First, it reminded me of this martyrous meme:
Yep
The Holy Spirit, given initially at Baptism and fully in Confirmation, galvanizes the human spirit to live the primary vocation to holiness. Our cooperation with that Gift entails the promises I made in that declaration: prayer, kindness, seeking intimacy with God, seeking ways to witness to Christ before others.

I have at times been far from faithful to those promises. I dare not claim my vocation to the priesthood as proof of anything--except, perhaps, God's "proof of purchase." While I may piously refer to myself as His slave, and identify myself in terms of the Lord's commitment to me and mine to Him (cf. Song 6:3), I remain dreadfully free to set it aside in favor of lesser loves.

So for couples who identify themselves with each other: they cannot rest on the laurels of their identification. They must engage in the daily sacrificial proofs of love. For the bishop Saint Valentine, love for Christ eventually meant the gift of his life. "No one takes my life away from me; I lay it down freely" (Jn 10:18).
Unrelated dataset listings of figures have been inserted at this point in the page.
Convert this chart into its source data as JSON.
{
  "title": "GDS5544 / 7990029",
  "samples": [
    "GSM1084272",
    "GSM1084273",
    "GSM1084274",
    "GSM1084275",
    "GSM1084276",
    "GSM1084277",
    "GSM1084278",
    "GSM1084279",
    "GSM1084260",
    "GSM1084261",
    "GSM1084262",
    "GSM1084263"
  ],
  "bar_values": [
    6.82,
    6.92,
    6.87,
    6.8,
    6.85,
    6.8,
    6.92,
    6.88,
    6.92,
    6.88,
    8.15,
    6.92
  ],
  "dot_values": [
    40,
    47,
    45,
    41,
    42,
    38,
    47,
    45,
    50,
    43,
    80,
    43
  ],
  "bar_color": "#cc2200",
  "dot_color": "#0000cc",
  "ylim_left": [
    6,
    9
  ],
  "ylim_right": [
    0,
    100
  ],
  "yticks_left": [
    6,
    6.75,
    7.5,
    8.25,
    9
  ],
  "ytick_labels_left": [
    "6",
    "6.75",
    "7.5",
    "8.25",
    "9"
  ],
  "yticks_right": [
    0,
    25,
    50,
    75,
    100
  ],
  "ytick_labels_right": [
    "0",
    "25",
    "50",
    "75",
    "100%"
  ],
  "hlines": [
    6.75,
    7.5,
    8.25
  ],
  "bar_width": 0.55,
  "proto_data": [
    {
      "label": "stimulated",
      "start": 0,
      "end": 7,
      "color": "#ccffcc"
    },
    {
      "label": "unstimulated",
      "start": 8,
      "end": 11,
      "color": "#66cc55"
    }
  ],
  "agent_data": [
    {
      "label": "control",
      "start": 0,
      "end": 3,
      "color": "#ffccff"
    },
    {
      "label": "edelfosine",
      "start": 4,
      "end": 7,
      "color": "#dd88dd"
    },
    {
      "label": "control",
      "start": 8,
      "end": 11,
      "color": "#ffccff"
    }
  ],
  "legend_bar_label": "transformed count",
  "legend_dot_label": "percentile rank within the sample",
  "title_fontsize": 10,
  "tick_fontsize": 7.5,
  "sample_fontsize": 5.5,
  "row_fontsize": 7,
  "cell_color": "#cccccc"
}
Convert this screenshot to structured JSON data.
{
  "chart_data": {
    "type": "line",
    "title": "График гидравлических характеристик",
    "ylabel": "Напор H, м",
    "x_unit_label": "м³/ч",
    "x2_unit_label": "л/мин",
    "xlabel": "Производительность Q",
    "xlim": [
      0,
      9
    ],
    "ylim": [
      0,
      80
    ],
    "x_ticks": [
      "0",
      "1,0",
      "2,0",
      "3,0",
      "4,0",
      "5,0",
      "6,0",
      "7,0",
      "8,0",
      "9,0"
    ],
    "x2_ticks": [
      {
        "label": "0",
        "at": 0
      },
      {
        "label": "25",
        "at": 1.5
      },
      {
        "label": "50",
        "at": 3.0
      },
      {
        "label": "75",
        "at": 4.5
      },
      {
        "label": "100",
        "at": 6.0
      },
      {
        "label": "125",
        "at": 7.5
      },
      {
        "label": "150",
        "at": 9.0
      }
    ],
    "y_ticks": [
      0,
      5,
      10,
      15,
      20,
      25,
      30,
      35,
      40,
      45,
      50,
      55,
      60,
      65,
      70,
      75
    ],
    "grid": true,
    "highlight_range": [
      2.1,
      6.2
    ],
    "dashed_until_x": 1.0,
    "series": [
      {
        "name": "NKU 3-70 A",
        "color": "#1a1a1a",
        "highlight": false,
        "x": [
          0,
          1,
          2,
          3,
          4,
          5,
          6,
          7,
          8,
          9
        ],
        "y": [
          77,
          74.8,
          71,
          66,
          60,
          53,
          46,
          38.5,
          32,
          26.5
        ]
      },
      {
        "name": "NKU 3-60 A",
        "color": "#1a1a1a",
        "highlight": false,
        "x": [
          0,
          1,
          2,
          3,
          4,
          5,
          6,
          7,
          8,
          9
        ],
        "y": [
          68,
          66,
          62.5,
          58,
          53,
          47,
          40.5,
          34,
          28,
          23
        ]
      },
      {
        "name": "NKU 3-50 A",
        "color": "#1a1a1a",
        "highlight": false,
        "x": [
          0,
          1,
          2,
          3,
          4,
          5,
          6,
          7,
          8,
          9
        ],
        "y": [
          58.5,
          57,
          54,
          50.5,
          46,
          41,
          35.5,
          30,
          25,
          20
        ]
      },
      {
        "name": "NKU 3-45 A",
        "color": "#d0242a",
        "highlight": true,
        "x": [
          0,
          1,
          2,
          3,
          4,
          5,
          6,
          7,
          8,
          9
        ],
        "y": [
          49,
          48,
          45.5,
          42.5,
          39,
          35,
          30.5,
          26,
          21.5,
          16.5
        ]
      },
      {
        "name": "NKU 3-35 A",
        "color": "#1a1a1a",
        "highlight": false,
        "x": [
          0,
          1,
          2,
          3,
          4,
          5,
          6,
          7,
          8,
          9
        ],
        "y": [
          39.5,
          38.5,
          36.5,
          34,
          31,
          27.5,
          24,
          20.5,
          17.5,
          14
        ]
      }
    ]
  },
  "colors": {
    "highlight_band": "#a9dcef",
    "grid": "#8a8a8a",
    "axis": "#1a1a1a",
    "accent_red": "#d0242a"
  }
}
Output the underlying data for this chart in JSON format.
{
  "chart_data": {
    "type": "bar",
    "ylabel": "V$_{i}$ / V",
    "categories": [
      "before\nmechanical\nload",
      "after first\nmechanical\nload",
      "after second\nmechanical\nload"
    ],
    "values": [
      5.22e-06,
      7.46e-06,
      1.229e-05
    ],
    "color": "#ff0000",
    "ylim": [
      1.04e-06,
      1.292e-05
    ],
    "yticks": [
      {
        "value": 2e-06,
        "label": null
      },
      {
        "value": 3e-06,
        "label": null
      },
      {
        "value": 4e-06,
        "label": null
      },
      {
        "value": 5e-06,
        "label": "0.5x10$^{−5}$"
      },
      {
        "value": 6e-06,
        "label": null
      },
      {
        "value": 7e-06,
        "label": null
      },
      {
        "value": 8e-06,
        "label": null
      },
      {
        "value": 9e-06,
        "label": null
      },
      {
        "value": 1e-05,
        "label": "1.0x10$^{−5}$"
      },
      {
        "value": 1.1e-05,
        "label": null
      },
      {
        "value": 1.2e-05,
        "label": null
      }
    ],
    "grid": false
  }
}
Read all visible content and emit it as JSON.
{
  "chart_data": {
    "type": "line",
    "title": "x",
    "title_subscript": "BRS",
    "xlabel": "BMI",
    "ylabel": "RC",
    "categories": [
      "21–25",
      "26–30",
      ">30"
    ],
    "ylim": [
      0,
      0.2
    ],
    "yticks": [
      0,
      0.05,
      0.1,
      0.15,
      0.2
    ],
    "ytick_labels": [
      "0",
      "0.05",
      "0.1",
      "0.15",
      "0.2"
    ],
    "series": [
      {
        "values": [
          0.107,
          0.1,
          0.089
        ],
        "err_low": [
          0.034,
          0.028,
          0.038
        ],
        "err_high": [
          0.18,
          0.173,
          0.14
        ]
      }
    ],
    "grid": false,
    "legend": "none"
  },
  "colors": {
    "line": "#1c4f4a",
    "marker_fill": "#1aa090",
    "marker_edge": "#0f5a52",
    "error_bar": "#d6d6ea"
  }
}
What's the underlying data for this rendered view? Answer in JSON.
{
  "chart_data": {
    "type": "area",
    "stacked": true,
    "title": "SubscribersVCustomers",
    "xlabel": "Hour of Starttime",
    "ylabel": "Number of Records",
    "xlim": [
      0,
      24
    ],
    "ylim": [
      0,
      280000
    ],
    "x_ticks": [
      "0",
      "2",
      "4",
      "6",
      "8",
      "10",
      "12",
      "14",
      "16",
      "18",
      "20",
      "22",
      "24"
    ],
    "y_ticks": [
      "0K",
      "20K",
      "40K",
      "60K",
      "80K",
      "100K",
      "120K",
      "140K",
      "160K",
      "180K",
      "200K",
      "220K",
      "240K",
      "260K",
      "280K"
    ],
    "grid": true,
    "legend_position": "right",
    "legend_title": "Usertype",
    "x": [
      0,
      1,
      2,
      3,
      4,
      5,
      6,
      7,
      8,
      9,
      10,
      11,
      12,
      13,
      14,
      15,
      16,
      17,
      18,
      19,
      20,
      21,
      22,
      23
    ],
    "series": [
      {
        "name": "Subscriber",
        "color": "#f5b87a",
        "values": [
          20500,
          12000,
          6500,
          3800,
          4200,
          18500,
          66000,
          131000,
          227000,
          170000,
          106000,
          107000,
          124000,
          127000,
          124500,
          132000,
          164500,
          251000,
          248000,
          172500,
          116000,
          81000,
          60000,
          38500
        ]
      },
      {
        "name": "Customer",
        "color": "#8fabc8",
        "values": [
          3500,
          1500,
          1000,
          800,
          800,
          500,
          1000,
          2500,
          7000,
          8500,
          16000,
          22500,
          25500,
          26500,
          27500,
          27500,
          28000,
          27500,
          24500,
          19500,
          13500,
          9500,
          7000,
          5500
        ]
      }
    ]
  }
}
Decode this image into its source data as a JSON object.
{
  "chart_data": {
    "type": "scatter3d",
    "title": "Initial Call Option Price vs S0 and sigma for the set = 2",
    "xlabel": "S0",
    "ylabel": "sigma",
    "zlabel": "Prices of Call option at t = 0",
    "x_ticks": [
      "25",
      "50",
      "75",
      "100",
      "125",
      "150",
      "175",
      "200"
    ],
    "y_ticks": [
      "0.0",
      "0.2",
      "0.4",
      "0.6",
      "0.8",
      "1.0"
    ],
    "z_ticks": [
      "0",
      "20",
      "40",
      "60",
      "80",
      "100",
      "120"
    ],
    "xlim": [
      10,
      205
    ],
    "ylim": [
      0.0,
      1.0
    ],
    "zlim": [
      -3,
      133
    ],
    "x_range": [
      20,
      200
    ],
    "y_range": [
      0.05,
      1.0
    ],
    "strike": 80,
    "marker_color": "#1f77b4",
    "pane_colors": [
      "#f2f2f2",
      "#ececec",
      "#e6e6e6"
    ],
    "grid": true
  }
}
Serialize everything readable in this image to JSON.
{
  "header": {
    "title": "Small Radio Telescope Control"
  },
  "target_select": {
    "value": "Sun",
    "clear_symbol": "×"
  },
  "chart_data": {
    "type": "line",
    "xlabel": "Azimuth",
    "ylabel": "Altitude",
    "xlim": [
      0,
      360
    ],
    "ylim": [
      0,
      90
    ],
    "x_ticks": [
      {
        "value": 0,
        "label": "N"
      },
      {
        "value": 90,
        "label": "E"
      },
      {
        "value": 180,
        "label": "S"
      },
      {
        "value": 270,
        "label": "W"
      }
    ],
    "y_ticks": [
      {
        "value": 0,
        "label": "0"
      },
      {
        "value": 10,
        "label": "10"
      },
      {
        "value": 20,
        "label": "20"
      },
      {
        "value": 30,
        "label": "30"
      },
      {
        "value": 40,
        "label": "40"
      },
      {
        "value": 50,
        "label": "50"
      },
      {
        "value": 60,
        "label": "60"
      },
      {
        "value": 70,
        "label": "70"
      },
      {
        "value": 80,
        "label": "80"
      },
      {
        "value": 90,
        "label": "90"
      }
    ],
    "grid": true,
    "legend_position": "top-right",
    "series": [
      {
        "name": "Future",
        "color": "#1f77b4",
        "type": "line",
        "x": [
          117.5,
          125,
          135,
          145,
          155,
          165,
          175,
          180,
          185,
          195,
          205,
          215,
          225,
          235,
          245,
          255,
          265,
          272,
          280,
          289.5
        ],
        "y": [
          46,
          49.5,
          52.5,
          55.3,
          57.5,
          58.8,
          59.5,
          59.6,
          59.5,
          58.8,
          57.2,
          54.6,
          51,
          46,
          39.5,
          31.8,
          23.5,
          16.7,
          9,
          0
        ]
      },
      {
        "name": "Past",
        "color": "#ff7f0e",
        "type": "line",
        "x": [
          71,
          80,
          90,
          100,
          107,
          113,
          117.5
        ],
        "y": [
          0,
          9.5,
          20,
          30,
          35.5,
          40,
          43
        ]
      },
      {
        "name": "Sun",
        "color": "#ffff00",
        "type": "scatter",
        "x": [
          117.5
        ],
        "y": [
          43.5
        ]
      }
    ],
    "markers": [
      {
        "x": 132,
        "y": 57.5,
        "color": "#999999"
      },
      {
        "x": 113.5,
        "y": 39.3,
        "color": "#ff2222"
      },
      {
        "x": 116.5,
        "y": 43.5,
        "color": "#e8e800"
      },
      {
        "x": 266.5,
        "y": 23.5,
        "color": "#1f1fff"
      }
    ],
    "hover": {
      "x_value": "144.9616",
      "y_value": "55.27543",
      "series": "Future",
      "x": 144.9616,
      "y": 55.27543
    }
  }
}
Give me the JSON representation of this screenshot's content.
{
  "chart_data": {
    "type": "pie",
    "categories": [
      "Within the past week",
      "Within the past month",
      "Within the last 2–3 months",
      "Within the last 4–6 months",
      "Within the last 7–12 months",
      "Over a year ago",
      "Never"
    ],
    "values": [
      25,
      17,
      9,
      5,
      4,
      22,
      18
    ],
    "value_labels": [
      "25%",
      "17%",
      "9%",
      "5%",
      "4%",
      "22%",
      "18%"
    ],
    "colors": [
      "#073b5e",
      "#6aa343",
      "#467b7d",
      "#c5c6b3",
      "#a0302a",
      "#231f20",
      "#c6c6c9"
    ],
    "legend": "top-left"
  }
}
This total gift of self, this further specification of the baptismal call to sanctity, finds expression in marriage, vowed religious life, ordination, or consecrated virginity. People may apply themselves to certain worthy occupations in a way that resembles that total gift, which is valid as far as it goes; but one's vocation as such pertains to the harnessing of love's energies and the itemized investment of our spiritual and temporal resources. This calling--a mystical mixture of God's ideas and ours, God's initiative and our response--it can hurt, it can fulfill.

I was confirmed in 1988 by the Most Reverend Thomas J. Welsh. Six years later he would accept me as a seminarian for the Diocese of Allentown. He would live to see me ordained a priest, he would preside in choir at my father's funeral, and I would concelebrate his funeral Mass.

1988 was a banner year in my life, aside from my Confirmation. Like many public schoolers who attended CCD/PREP I couldn't wait to stop going to classes. This was strange, because I enjoyed learning about my Catholic faith. Perhaps it was the extra allotment of time on a Wednesday night.

To solve that (not really; it was a discrete decision) I enrolled in the local Catholic school. That fact, as I have written in previous posts, really opened me to love of my religion and to an interest in spirituality and service. Now I had religion classes every day. Now I could play the organ for school Masses and serve funerals. 

In eighth grade I became a "mission rep": the school's student representative to the diocesan Holy Childhood Association, now called the Missionary Childhood Association. While I never considered devoting my life to the service of the poor in other countries, I appreciate how they told us we were all missionaries by virtue of our baptism.

I retain a number of friends from that time in my life. One of them just found that Valentine martyr meme. We can still talk honestly and charitably about religious, spiritual, and cultural matters. I have assisted, and even officiated, at the weddings of some.

It is rather consoling to know that the promises made at Confirmation, at an admittedly insane point in the life of most recipients, can be increasingly activated over the years, perhaps to blossom in a life acutely conscious of the reality and relevance of God.